Seva stresses the importance of eye-care for girls and women in the field, working with leading international organizations to not only eliminate gender inequity in eye care, but also eliminate preventable blindness worldwide.
“I think the thing to stress is that Seva trains local eye care professionals that will serve their communities for generations to come,” said Heather Wardle, a Development Director for Seva Canada. “In many regions where Seva works we are successfully treating the backlog of those who are blind from cataracts and, using Seva-trained eye doctors, we are creating a situation where, like in Canada, no one will go blind from cataracts but will receive treatment long before the cataracts harm their vision.

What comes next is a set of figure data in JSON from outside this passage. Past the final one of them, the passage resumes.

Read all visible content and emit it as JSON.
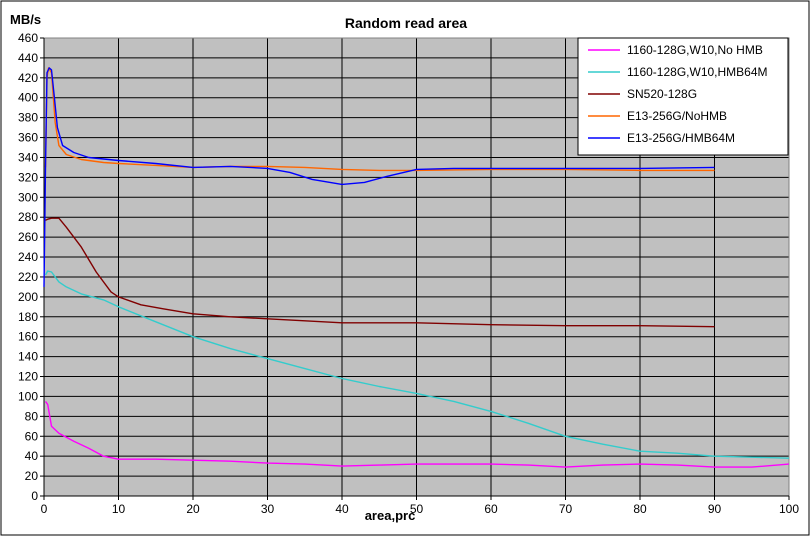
{
  "chart_data": {
    "type": "line",
    "title": "Random read area",
    "xlabel": "area,prc",
    "ylabel": "MB/s",
    "xlim": [
      0,
      100
    ],
    "ylim": [
      0,
      460
    ],
    "x_ticks": [
      0,
      10,
      20,
      30,
      40,
      50,
      60,
      70,
      80,
      90,
      100
    ],
    "y_ticks": [
      0,
      20,
      40,
      60,
      80,
      100,
      120,
      140,
      160,
      180,
      200,
      220,
      240,
      260,
      280,
      300,
      320,
      340,
      360,
      380,
      400,
      420,
      440,
      460
    ],
    "grid": true,
    "legend_position": "top-right",
    "plot_background": "#c0c0c0",
    "series": [
      {
        "name": "1160-128G,W10,No HMB",
        "color": "#ff00ff",
        "points": [
          [
            0.2,
            95
          ],
          [
            0.5,
            92
          ],
          [
            1,
            70
          ],
          [
            2,
            63
          ],
          [
            4,
            55
          ],
          [
            6,
            48
          ],
          [
            8,
            40
          ],
          [
            10,
            37
          ],
          [
            15,
            37
          ],
          [
            20,
            36
          ],
          [
            25,
            35
          ],
          [
            30,
            33
          ],
          [
            35,
            32
          ],
          [
            40,
            30
          ],
          [
            45,
            31
          ],
          [
            50,
            32
          ],
          [
            55,
            32
          ],
          [
            60,
            32
          ],
          [
            65,
            31
          ],
          [
            70,
            29
          ],
          [
            75,
            31
          ],
          [
            80,
            32
          ],
          [
            85,
            31
          ],
          [
            90,
            29
          ],
          [
            95,
            29
          ],
          [
            100,
            32
          ]
        ]
      },
      {
        "name": "1160-128G,W10,HMB64M",
        "color": "#33cccc",
        "points": [
          [
            0.2,
            222
          ],
          [
            0.5,
            226
          ],
          [
            1,
            225
          ],
          [
            2,
            215
          ],
          [
            3,
            210
          ],
          [
            5,
            203
          ],
          [
            8,
            197
          ],
          [
            10,
            190
          ],
          [
            15,
            175
          ],
          [
            20,
            160
          ],
          [
            25,
            148
          ],
          [
            30,
            138
          ],
          [
            35,
            128
          ],
          [
            40,
            118
          ],
          [
            45,
            110
          ],
          [
            50,
            103
          ],
          [
            55,
            95
          ],
          [
            60,
            85
          ],
          [
            65,
            73
          ],
          [
            70,
            60
          ],
          [
            75,
            52
          ],
          [
            80,
            45
          ],
          [
            85,
            43
          ],
          [
            90,
            40
          ],
          [
            95,
            39
          ],
          [
            100,
            38
          ]
        ]
      },
      {
        "name": "SN520-128G",
        "color": "#800000",
        "points": [
          [
            0.2,
            277
          ],
          [
            0.5,
            278
          ],
          [
            1,
            279
          ],
          [
            2,
            279
          ],
          [
            3,
            270
          ],
          [
            5,
            250
          ],
          [
            7,
            225
          ],
          [
            9,
            205
          ],
          [
            10,
            200
          ],
          [
            13,
            192
          ],
          [
            16,
            188
          ],
          [
            20,
            183
          ],
          [
            25,
            180
          ],
          [
            30,
            178
          ],
          [
            35,
            176
          ],
          [
            40,
            174
          ],
          [
            50,
            174
          ],
          [
            60,
            172
          ],
          [
            70,
            171
          ],
          [
            80,
            171
          ],
          [
            90,
            170
          ]
        ]
      },
      {
        "name": "E13-256G/NoHMB",
        "color": "#ff6600",
        "points": [
          [
            0.2,
            330
          ],
          [
            0.4,
            420
          ],
          [
            0.6,
            430
          ],
          [
            1,
            425
          ],
          [
            1.5,
            375
          ],
          [
            2,
            352
          ],
          [
            3,
            343
          ],
          [
            5,
            338
          ],
          [
            8,
            335
          ],
          [
            10,
            334
          ],
          [
            15,
            332
          ],
          [
            20,
            330
          ],
          [
            25,
            331
          ],
          [
            30,
            331
          ],
          [
            35,
            330
          ],
          [
            40,
            328
          ],
          [
            45,
            327
          ],
          [
            50,
            327
          ],
          [
            60,
            328
          ],
          [
            70,
            328
          ],
          [
            80,
            327
          ],
          [
            90,
            327
          ]
        ]
      },
      {
        "name": "E13-256G/HMB64M",
        "color": "#0000ff",
        "points": [
          [
            0,
            210
          ],
          [
            0.2,
            330
          ],
          [
            0.4,
            425
          ],
          [
            0.7,
            430
          ],
          [
            1,
            428
          ],
          [
            1.4,
            400
          ],
          [
            1.8,
            370
          ],
          [
            2.5,
            352
          ],
          [
            4,
            345
          ],
          [
            6,
            340
          ],
          [
            10,
            337
          ],
          [
            15,
            334
          ],
          [
            20,
            330
          ],
          [
            25,
            331
          ],
          [
            30,
            329
          ],
          [
            33,
            325
          ],
          [
            36,
            318
          ],
          [
            40,
            313
          ],
          [
            43,
            315
          ],
          [
            46,
            321
          ],
          [
            50,
            328
          ],
          [
            55,
            329
          ],
          [
            60,
            329
          ],
          [
            70,
            329
          ],
          [
            80,
            329
          ],
          [
            90,
            330
          ]
        ]
      }
    ]
  }
}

“All our programs reach out to the most vulnerable, children, women, the very poor and those who live in remote areas to ensure that children and women get treatment and the follow-up care that the children need.”
World sight day is October 8, and the theme for this year's national video contest is the issue of gender equity and eye health.
Seva, an international eye care charity based in Vancouver has been working for over 27 years to restore sight for girls and women in developing countries. Currently, Seva Canada is providing funding and expertise to over seven regions including: Nepal, Tibet, India, Tanzania and eastern Africa, Guatemala, Cambodia and Egypt.
“Sight restoration and blindness prevention programs emphasize local management, establish high volume of treatments at the lowest cost, are directed to those most in need through fundraising programs in Canada, and are especially geared to provide services to women and girls,” Arkus stressed.
It is estimated that 45 million people are blind worldwide, of whom 90 per cent live in developing countries where access to proper eye care, especially for women, is miniscule. According to Seva, these girls and women receive approximately half the care as men do in developing countries.
“The kind of stories that we get from the field are remarkable and touching. To restore one's sight is to change that person's life. A girl or a woman literally has a second chance. That also applies to her caretaker. Often these simple surgeries allow two people to go back to school, earn a trade, make a living,” Arkus said.
The World Health Organization has stated that in order to reduce poverty rates, we must help restore sight in developing countries for girls and women.
Seva, a leading eye care charity receives support from CIDA, and are a participating member of Vision 2020, collaborating with various international foundations in order to accomplish something truly remarkable.